The various definitions make clear that growth management is about regulating and steering land use with policy tools. However, as planning has shifted over time, growth management has evolved from a singular focus on regulation to a more complex set of activities that reach beyond a single community and take various stakeholder interests into consideration.

Development of Growth Management

Growth management emerged as a movement in U.S. planning in the 1960s. Given the problems related to urban sprawl, such as environmental degradation and overstretched infrastructure, citizens grew more conscious of their urban and natural environment. Preserving environmental resources was the overriding concern of many of the first-generation growth management programs.

Following regulative and quantitative planning modes fashionable at the time, tools such as boundaries, staging, and growth caps were applied. These first-generation regulations were generally implemented in conjunction with existing planning and zoning regulations.
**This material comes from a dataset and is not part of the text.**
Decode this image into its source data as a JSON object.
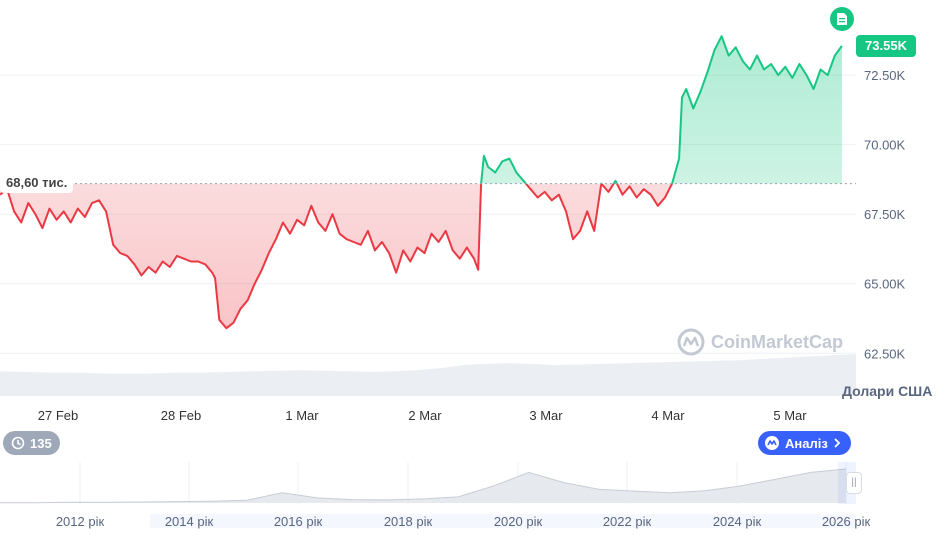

The development of growth management can be divided into programs driven by the initiatives of single municipalities and those driven by individual state governments. Prominent examples on the local level include Ramapo, New York, where in 1969 the community was divided into land use segments to be realized in a certain order (tiers; staging). In Boulder, Colorado (1972), and Boca Raton, Florida (1972), population growth was limited to 40,000 additional housing units. Petaluma, California, established a growth rate (cap) of 500 housing units per year in 1972.

State growth management programs grew out of land use reform meant to fulfill environmental protection goals. State and local governments would share authority to protect designated areas from growth.

Oregon's innovative growth management system has been a role model for other states. It was the first to empower the state government to control land use by partially shifting growth control power from local governments to the state and by combining different land use approaches. Of especial importance in the development of the Portland metropolitan area is the Metropolitan Service District, a regional government. One of the prime responsibilities of this elected regional government is to manage a growth boundary that curtails development around Portland.